Sia Her remembers being told to go back to her country as a young Hmong-American refugee growing up in California. She knew she was from somewhere else, but that her family could not return.
It has been many years since Her heard those insults. In her personal life now, however, she still occasionally observes racist remarks — and that they pass without objection from others.
"There have been enough times in my own personal experiences when family members, community members and friends have been silent and I can understand why they're silent," said Her, executive director of the Council on Asian Pacific Minnesotans. "And that's premised upon their belief that what's happening is grounded in institutional racism or … in a culture that they alone can't change."

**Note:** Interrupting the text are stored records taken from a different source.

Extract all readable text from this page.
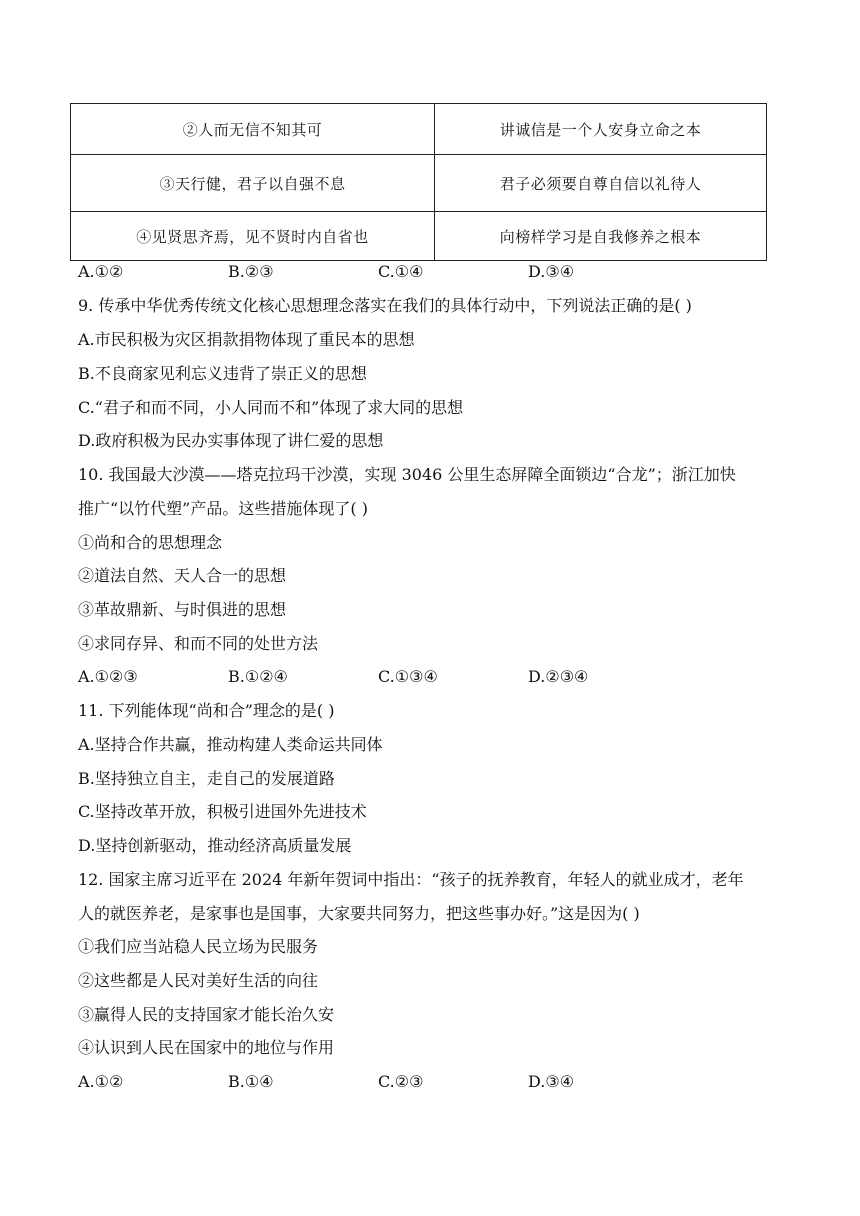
②人而无信不知其可	讲诚信是一个人安身立命之本
③天行健，君子以自强不息	君子必须要自尊自信以礼待人
④见贤思齐焉，见不贤时内自省也	向榜样学习是自我修养之根本
A.①②	B.②③	C.①④	D.③④
9. 传承中华优秀传统文化核心思想理念落实在我们的具体行动中，下列说法正确的是( )
A.市民积极为灾区捐款捐物体现了重民本的思想
B.不良商家见利忘义违背了崇正义的思想
C.“君子和而不同，小人同而不和”体现了求大同的思想
D.政府积极为民办实事体现了讲仁爱的思想
10. 我国最大沙漠——塔克拉玛干沙漠，实现 3046 公里生态屏障全面锁边“合龙”；浙江加快
推广“以竹代塑”产品。这些措施体现了( )
①尚和合的思想理念
②道法自然、天人合一的思想
③革故鼎新、与时俱进的思想
④求同存异、和而不同的处世方法
A.①②③	B.①②④	C.①③④	D.②③④
11. 下列能体现“尚和合”理念的是( )
A.坚持合作共赢，推动构建人类命运共同体
B.坚持独立自主，走自己的发展道路
C.坚持改革开放，积极引进国外先进技术
D.坚持创新驱动，推动经济高质量发展
12. 国家主席习近平在 2024 年新年贺词中指出：“孩子的抚养教育，年轻人的就业成才，老年
人的就医养老，是家事也是国事，大家要共同努力，把这些事办好。”这是因为( )
①我们应当站稳人民立场为民服务
②这些都是人民对美好生活的向往
③赢得人民的支持国家才能长治久安
④认识到人民在国家中的地位与作用
A.①②	B.①④	C.②③	D.③④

Conversations about racism — confronting it and reflecting on what it takes for members of minority groups to be fully accepted as Americans — are flaring again this week after after President Donald Trump called for a group of women of color in Congress to "go back and help fix the totally broken and crime infested places from which they came," noting that they were originally from countries with catastrophic governments.
His comments were directed at U.S. Reps. Ayanna Pressley of Massachusetts, Alexandra Ocasio-Cortez of New York, Rashida Tlaib of Michigan — all born in the U.S. — and Ilhan Omar of Minnesota, who came as a refugee from Somalia decades ago and, like the others, is an American citizen.
Trump kept up the attack on Omar at a Wednesday night rally in North Carolina, and the crowd responded with chants of "Send her back!"
Critics have used the hashtag #SilenceisCompliance to protest that most Republican lawmakers are not speaking out against the president's words; former Minnesota Supreme Court Justice Alan Page tweeted, "At some point neutrality and/or silence equals agreement."
On Tuesday, the Democratic-controlled House voted to condemn Trump's comments; all but a handful of GOP lawmakers sided with the president.